Portrait d’une paysanne.
Tenant au regard sa petite fille qui était en train de jouer, à travers le vitre brisé de leur fenêtre, Rkia préparait le petit déjeuner pour ses sept enfants, qui était constitué, comme l’est le cas pour tous les autres repas de la journée, de thé et de pain.
Elle voyait en même temps, un reflet non précis qui se combinait avec l'image nette de sa fille, et replongea ainsi dans un passé hantant et emprisonnant, un passé remontant à la perte de son mari.
C’était un regard plein de chagrins, de souffrances, et de douleurs qui l’interceptait de temps à autre, mais aussi, un regard franc et empreint d’enthousiasme et de conviction, un regard d’une femme battante, une femme assumant pleinement son destin.
Rkia, était une sexagénaire, qui comme tous les siens est née dans ce douar, et n’en est jamais sortie ailleurs. Passant la plupart de son temps dans les champs, et vivant de ce que lui procurait la terre. Elle avait une bouche édentée, de petits yeux noirs, et sa peau était grise.
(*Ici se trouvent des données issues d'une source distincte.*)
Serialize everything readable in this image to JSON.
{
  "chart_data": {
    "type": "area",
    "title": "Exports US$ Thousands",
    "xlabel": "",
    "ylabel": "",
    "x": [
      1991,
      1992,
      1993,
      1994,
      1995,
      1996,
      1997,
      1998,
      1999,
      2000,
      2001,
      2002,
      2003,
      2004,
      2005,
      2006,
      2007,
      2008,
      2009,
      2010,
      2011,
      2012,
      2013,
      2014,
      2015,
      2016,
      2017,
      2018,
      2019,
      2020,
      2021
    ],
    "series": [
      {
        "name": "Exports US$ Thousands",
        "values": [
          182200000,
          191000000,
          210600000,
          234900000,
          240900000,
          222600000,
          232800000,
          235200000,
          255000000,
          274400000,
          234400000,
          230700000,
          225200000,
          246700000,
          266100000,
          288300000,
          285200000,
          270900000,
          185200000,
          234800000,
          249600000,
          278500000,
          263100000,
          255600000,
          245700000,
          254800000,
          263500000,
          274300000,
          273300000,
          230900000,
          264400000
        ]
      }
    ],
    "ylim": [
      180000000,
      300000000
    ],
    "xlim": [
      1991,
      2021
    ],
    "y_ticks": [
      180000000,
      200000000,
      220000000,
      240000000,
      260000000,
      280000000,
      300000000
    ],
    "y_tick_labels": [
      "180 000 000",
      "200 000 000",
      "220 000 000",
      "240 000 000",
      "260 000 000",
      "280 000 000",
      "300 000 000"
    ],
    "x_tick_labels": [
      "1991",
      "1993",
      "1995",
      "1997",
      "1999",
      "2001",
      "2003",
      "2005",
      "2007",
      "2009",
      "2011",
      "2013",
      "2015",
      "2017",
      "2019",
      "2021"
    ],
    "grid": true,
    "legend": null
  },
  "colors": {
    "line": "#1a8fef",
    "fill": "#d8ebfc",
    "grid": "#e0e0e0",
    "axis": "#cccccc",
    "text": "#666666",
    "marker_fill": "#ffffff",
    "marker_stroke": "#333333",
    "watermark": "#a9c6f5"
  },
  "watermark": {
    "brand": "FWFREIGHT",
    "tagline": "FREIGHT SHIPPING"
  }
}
Elle portait toujours une vieille djellaba et un foulard en laine posé nonchalamment sur sa tête.
Une fois le travail terminé au champ, Rkia empruntait avec son fils aîné, qui l' aidait de temps à autre, le chemin de retour vers leur soi-disant maison. C’était en fait une cabane, une sorte de grande caisse vieille et sale, un assemblage de planches à échardes, clouées ensemble. A la porte de cette cabane, il y avait un gros chien, de race indécise, traînait sa chaîne avec un bruit solitaire. Son long poil était collé par la boue du terrain, une boue tenace, qui collait aux pieds. Une fois à l’intérieur de cet univers humide et silencieux, on s’aperçoit que la demeure est composée d’une seule pièce, où il n’y avait qu’une sorte de paillasse qui servait apparemment comme chambre à coucher pour les enfants. Il y avait aussi une vieille table au milieu, et sur laquelle était déposée quelques assiettes, et juste au fond quelques bidons qui servaient pour l’approvisionnement en eau.